Lucas S.G.,New Mexico Museum of Natural History
Geosciences (Switzerland) | Year: 2012
Conulariids are unusual extinct metazoans most often considered to be a group of scyphozoan cnidarians or close relatives. Generally, the temporal range of conulariid fossils is perceived to be late Precambrian or Cambrian to Triassic, though a supposed Cretaceous conulariid from Peru was published 46 years ago. A re-evaluation of this fossil indicates it is not a conulariid, but instead a pinnacean bivalve (Pinna sp.), confirming that the geologically youngest conulariids are of Late Triassic age.
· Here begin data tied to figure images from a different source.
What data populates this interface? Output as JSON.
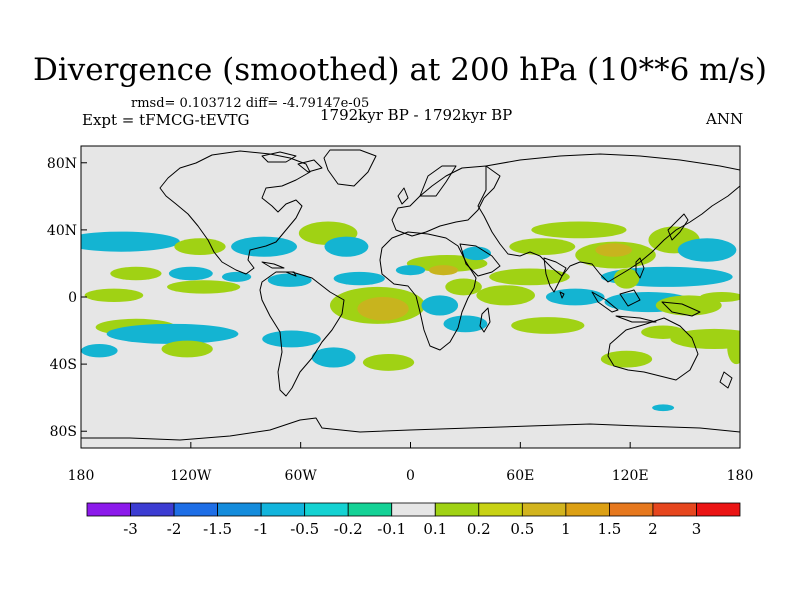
{
  "title": "Divergence (smoothed) at 200 hPa (10**6 m/s)",
  "stats": "rmsd= 0.103712 diff= -4.79147e-05",
  "experiment": "Expt = tFMCG-tEVTG",
  "period": "1792kyr BP - 1792kyr BP",
  "season": "ANN",
  "map": {
    "projection": "cylindrical equidistant",
    "lon_range": [
      -180,
      180
    ],
    "lat_range": [
      -90,
      90
    ],
    "x_ticks": [
      {
        "lon": -180,
        "label": "180"
      },
      {
        "lon": -120,
        "label": "120W"
      },
      {
        "lon": -60,
        "label": "60W"
      },
      {
        "lon": 0,
        "label": "0"
      },
      {
        "lon": 60,
        "label": "60E"
      },
      {
        "lon": 120,
        "label": "120E"
      },
      {
        "lon": 180,
        "label": "180"
      }
    ],
    "y_ticks": [
      {
        "lat": 80,
        "label": "80N"
      },
      {
        "lat": 40,
        "label": "40N"
      },
      {
        "lat": 0,
        "label": "0"
      },
      {
        "lat": -40,
        "label": "40S"
      },
      {
        "lat": -80,
        "label": "80S"
      }
    ],
    "background_color": "#e6e6e6",
    "blobs": [
      {
        "lon": -158,
        "lat": 33,
        "rlon": 32,
        "rlat": 6,
        "level": "neg_low"
      },
      {
        "lon": -115,
        "lat": 30,
        "rlon": 14,
        "rlat": 5,
        "level": "pos_low"
      },
      {
        "lon": -150,
        "lat": 14,
        "rlon": 14,
        "rlat": 4,
        "level": "pos_low"
      },
      {
        "lon": -120,
        "lat": 14,
        "rlon": 12,
        "rlat": 4,
        "level": "neg_low"
      },
      {
        "lon": -80,
        "lat": 30,
        "rlon": 18,
        "rlat": 6,
        "level": "neg_low"
      },
      {
        "lon": -95,
        "lat": 12,
        "rlon": 8,
        "rlat": 3,
        "level": "neg_low"
      },
      {
        "lon": -162,
        "lat": 1,
        "rlon": 16,
        "rlat": 4,
        "level": "pos_low"
      },
      {
        "lon": -113,
        "lat": 6,
        "rlon": 20,
        "rlat": 4,
        "level": "pos_low"
      },
      {
        "lon": -66,
        "lat": 10,
        "rlon": 12,
        "rlat": 4,
        "level": "neg_low"
      },
      {
        "lon": -45,
        "lat": 38,
        "rlon": 16,
        "rlat": 7,
        "level": "pos_low"
      },
      {
        "lon": -35,
        "lat": 30,
        "rlon": 12,
        "rlat": 6,
        "level": "neg_low"
      },
      {
        "lon": -150,
        "lat": -18,
        "rlon": 22,
        "rlat": 5,
        "level": "pos_low"
      },
      {
        "lon": -130,
        "lat": -22,
        "rlon": 36,
        "rlat": 6,
        "level": "neg_low"
      },
      {
        "lon": -122,
        "lat": -31,
        "rlon": 14,
        "rlat": 5,
        "level": "pos_low"
      },
      {
        "lon": -170,
        "lat": -32,
        "rlon": 10,
        "rlat": 4,
        "level": "neg_low"
      },
      {
        "lon": -65,
        "lat": -25,
        "rlon": 16,
        "rlat": 5,
        "level": "neg_low"
      },
      {
        "lon": -42,
        "lat": -36,
        "rlon": 12,
        "rlat": 6,
        "level": "neg_low"
      },
      {
        "lon": -12,
        "lat": -39,
        "rlon": 14,
        "rlat": 5,
        "level": "pos_low"
      },
      {
        "lon": -18,
        "lat": -5,
        "rlon": 26,
        "rlat": 11,
        "level": "pos_low"
      },
      {
        "lon": -15,
        "lat": -7,
        "rlon": 14,
        "rlat": 7,
        "level": "pos_mid"
      },
      {
        "lon": -28,
        "lat": 11,
        "rlon": 14,
        "rlat": 4,
        "level": "neg_low"
      },
      {
        "lon": 20,
        "lat": 20,
        "rlon": 22,
        "rlat": 5,
        "level": "pos_low"
      },
      {
        "lon": 18,
        "lat": 16,
        "rlon": 8,
        "rlat": 3,
        "level": "pos_mid"
      },
      {
        "lon": 36,
        "lat": 26,
        "rlon": 8,
        "rlat": 4,
        "level": "neg_low"
      },
      {
        "lon": 0,
        "lat": 16,
        "rlon": 8,
        "rlat": 3,
        "level": "neg_low"
      },
      {
        "lon": 16,
        "lat": -5,
        "rlon": 10,
        "rlat": 6,
        "level": "neg_low"
      },
      {
        "lon": 29,
        "lat": 6,
        "rlon": 10,
        "rlat": 5,
        "level": "pos_low"
      },
      {
        "lon": 52,
        "lat": 1,
        "rlon": 16,
        "rlat": 6,
        "level": "pos_low"
      },
      {
        "lon": 30,
        "lat": -16,
        "rlon": 12,
        "rlat": 5,
        "level": "neg_low"
      },
      {
        "lon": 75,
        "lat": -17,
        "rlon": 20,
        "rlat": 5,
        "level": "pos_low"
      },
      {
        "lon": 72,
        "lat": 30,
        "rlon": 18,
        "rlat": 5,
        "level": "pos_low"
      },
      {
        "lon": 92,
        "lat": 40,
        "rlon": 26,
        "rlat": 5,
        "level": "pos_low"
      },
      {
        "lon": 65,
        "lat": 12,
        "rlon": 22,
        "rlat": 5,
        "level": "pos_low"
      },
      {
        "lon": 90,
        "lat": 0,
        "rlon": 16,
        "rlat": 5,
        "level": "neg_low"
      },
      {
        "lon": 112,
        "lat": 25,
        "rlon": 22,
        "rlat": 8,
        "level": "pos_low"
      },
      {
        "lon": 111,
        "lat": 28,
        "rlon": 10,
        "rlat": 4,
        "level": "pos_mid"
      },
      {
        "lon": 144,
        "lat": 34,
        "rlon": 14,
        "rlat": 8,
        "level": "pos_low"
      },
      {
        "lon": 140,
        "lat": 12,
        "rlon": 36,
        "rlat": 6,
        "level": "neg_low"
      },
      {
        "lon": 118,
        "lat": 11,
        "rlon": 7,
        "rlat": 6,
        "level": "pos_low"
      },
      {
        "lon": 162,
        "lat": 28,
        "rlon": 16,
        "rlat": 7,
        "level": "neg_low"
      },
      {
        "lon": 130,
        "lat": -3,
        "rlon": 24,
        "rlat": 6,
        "level": "neg_low"
      },
      {
        "lon": 152,
        "lat": -5,
        "rlon": 18,
        "rlat": 6,
        "level": "pos_low"
      },
      {
        "lon": 166,
        "lat": -25,
        "rlon": 24,
        "rlat": 6,
        "level": "pos_low"
      },
      {
        "lon": 138,
        "lat": -21,
        "rlon": 12,
        "rlat": 4,
        "level": "pos_low"
      },
      {
        "lon": 118,
        "lat": -37,
        "rlon": 14,
        "rlat": 5,
        "level": "pos_low"
      },
      {
        "lon": 178,
        "lat": -30,
        "rlon": 5,
        "rlat": 10,
        "level": "pos_low"
      },
      {
        "lon": 170,
        "lat": 0,
        "rlon": 12,
        "rlat": 3,
        "level": "pos_low"
      },
      {
        "lon": 138,
        "lat": -66,
        "rlon": 6,
        "rlat": 2,
        "level": "neg_low"
      }
    ]
  },
  "colorbar": {
    "colors": [
      "#8c1aeb",
      "#3c3cd2",
      "#1e6ee6",
      "#148cdc",
      "#12b4dc",
      "#14d2d2",
      "#14d296",
      "#e6e6e6",
      "#a0d214",
      "#c8d214",
      "#d2b41e",
      "#dca014",
      "#e6781e",
      "#e6461e",
      "#eb1414"
    ],
    "labels": [
      "-3",
      "-2",
      "-1.5",
      "-1",
      "-0.5",
      "-0.2",
      "-0.1",
      "0.1",
      "0.2",
      "0.5",
      "1",
      "1.5",
      "2",
      "3"
    ]
  },
  "levels": {
    "neg_low": "#14b4d2",
    "pos_low": "#a0d214",
    "pos_mid": "#c8b41e"
  }
}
However, a review of the Triassic conulariid fossil record indicates it is very sparse, with only eight published records. It does not provide a reliable basis for analyzing the structure of conulariid extinction. Nevertheless, conulariid extinction still appears to have taken place very close to the end of the Triassic. The cause of conulariid extinction may have been the onset of the Mesozoic marine revolution, in which durivorous predators developed new mechanisms for preying on the epifaunal benthos, including the conulariids. © 2012 by the authors; licensee MDPI, Basel, Switzerland.